Si osserva che, comunque, il sequestro ha violato, stando ai dati dell’Istat, ha erroneamente valutato la proporzione tra l’entità della somma sequestrata e i valori medi dei consumi di una famiglia in Campania e ai redditi del componenti il nucleo familiare (indicati nel ricorso).
CONSIDERATO IN DIRITTO
Va ribadito che nel caso della cosiddetta confisca allargata, conseguente alla condanna per uno dei reati di cui all’art. 12-sexies, commi 1 e 2, d.l. 8 giugno 1992, n. 306, convertito, con modifiche, nella legge 7 agosto 1992, n. 356 (attualmente art. 240-bis cod. pen.), non è censurabile in sede di legittimità la valutazione relativa alla sproporzione tra il valore di acquisto dei beni nella disponibilità del condannato e i redditi del suo nucleo familiare, se la stessa è stata congruamente motivata dal giudice di merito sulla base di parametri suscettibili di verifica e sia preceduta da un adeguato e razionale confronto con le deduzioni difensive (Sez. 3, n. 1555 del 21/09/2021, dep. 2022 COGNOME, Rv. 282407).

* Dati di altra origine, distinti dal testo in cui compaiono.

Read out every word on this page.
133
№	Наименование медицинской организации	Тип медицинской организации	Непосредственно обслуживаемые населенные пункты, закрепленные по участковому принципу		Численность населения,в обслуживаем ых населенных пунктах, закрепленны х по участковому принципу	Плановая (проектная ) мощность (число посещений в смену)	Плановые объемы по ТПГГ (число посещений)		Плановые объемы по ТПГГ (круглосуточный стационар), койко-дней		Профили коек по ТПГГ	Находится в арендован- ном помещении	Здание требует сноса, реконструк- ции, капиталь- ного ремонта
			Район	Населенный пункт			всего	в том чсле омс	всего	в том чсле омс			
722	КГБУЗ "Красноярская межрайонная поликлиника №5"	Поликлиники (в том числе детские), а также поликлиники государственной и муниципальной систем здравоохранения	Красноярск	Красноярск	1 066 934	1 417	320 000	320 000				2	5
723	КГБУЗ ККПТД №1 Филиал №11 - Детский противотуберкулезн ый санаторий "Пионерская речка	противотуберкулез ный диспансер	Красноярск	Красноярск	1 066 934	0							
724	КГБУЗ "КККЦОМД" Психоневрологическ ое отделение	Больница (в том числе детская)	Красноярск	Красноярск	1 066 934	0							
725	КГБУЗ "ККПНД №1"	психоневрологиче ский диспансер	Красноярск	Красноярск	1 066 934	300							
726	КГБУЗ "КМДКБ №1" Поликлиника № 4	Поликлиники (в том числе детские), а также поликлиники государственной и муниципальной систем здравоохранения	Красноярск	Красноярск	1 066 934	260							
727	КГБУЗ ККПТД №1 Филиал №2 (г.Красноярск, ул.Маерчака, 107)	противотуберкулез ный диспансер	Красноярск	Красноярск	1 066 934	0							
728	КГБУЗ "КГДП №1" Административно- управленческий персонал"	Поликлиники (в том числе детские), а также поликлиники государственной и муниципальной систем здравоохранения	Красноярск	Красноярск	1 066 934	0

Nel caso in esame il Tribunale ha evidenziato che la somma di euro 50.910 in contanti sequestrata è stata rinvenuta in una busta di stoffa che la RAGIONE_SOCIALE tentò di occultare gettandola dietro il frigorifero.
Ha, inoltre, puntualmente argomentato il giudizio sulla non plausibilità delle prospettazioni difensive circa la provenienza e la destinazione dell’ingente somma in contanti rinvenuta (p. 5-7), come anche circa la sufficienza dei redditi (tra gli 800 e i 2000 euro al mese) dei componenti della famiglia per giustificarne
l’accumulo da parte di un nucleo familiare composto da 4 persone (p. 7), oltretutto considerando che RAGIONE_SOCIALE ha stipulato prestiti Compass per 5000 euro negli anni 2018, 2019 e 2021.
Su queste basi, non irragionevolmente ha escluso che possa ritenersi superata la prevenzione relativa di illecita accumulazione patrimoniale, sicché i ricorsi risultano manifestamente infondati.
Dalla inammissibilità dei ricorsi deriva, ex art. 616 cod. proc. pen., la condanna dei ricorrenti al pagamento delle spese processuali e della somma di euro tremila in favore della Cassa delle ammende.
P.Q.M.
Dichiara inammissibili i ricorsi e condanna i ricorrenti al pagamento delle spese processuali e della somma di euro tremila in favore della Cassa delle ammende.